Léandre fronça les sourcils, ses doigts glissant sur le papier rugueux. Il ne se souvenait pas avoir vu cette illustration la veille. Était-ce une page qu’il avait simplement manquée ? Une autre phrase, écrite dans la marge, attira son attention.
"Fermez les yeux trop longtemps, et elle vous trouvera."
Un frisson parcourut son dos. Ces mots lui paraissaient plus directs, plus… personnels. Pourtant, il secoua la tête, se forçant à reprendre pied. C’est mon imagination, se dit-il. C’est forcément mon imagination.
Quelques heures plus tard, alors que le jour avançait, Léandre entendit un claquement dans le salon. En se retournant, il vit que la fenêtre était grande ouverte. L’air froid et humide entrait dans la pièce, soulevant légèrement les rideaux. Fronçant les sourcils, il s’approcha et referma la fenêtre, vérifiant soigneusement le loquet.
— "Je suis sûr de l’avoir fermée hier," murmura-t-il. Mais il n’y pensa pas davantage.
La même chose se reproduisit dans la soirée. Alors qu’il feuilletait à nouveau le livre, un courant d’air glacial le fit frissonner. Il releva les yeux pour voir la fenêtre de nouveau ouverte. Cette fois, il se leva rapidement, agacé, et examina le mécanisme de plus près. Rien ne semblait cassé. Le loquet fonctionnait parfaitement, et le cadre n’était pas abîmé. Il secoua la tête, perplexe, mais la referma avec plus de soin, tirant légèrement dessus pour s’assurer qu’elle était bien verrouillée.
Le lendemain, les fortes pluies annoncées commencèrent à tomber. Léandre, craignant une inondation, appela son propriétaire pour signaler le problème. Quelques heures plus tard, deux experts vinrent inspecter les lieux. Ils vérifièrent le cadre, les joints, et même les murs alentour. Rien d’anormal. L’un d’eux lui lança un sourire moqueur en se redressant.

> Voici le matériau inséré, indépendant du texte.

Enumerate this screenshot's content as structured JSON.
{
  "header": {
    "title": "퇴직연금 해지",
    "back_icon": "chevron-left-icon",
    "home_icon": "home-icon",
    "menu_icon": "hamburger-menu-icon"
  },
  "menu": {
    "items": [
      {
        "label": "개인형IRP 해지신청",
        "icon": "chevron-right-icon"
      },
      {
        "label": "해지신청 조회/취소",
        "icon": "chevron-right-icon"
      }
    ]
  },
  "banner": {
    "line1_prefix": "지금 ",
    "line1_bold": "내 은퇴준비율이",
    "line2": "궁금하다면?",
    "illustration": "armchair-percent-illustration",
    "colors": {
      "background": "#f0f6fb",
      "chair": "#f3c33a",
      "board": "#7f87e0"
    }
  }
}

— "Votre fenêtre va très bien. Peut-être que vous ne la fermez pas correctement."
— "Je suis sûr que ce n’est pas ça," répondit Léandre, un brin frustré. Mais il se retint de poursuivre, préférant éviter un conflit inutile.
Une fois les experts partis, il resta seul, debout au centre de la pièce. Ses yeux étaient rivés sur la fenêtre, comme si elle allait bouger à nouveau sous ses yeux. Rien ne se produisit. Pourtant, il ne pouvait ignorer ce sentiment d’inconfort grandissant.
Depuis qu’il avait ouvert ce livre, tout semblait légèrement… différent. Pas assez pour qu’il en soit certain, mais suffisamment pour qu’il ne puisse s’en débarrasser.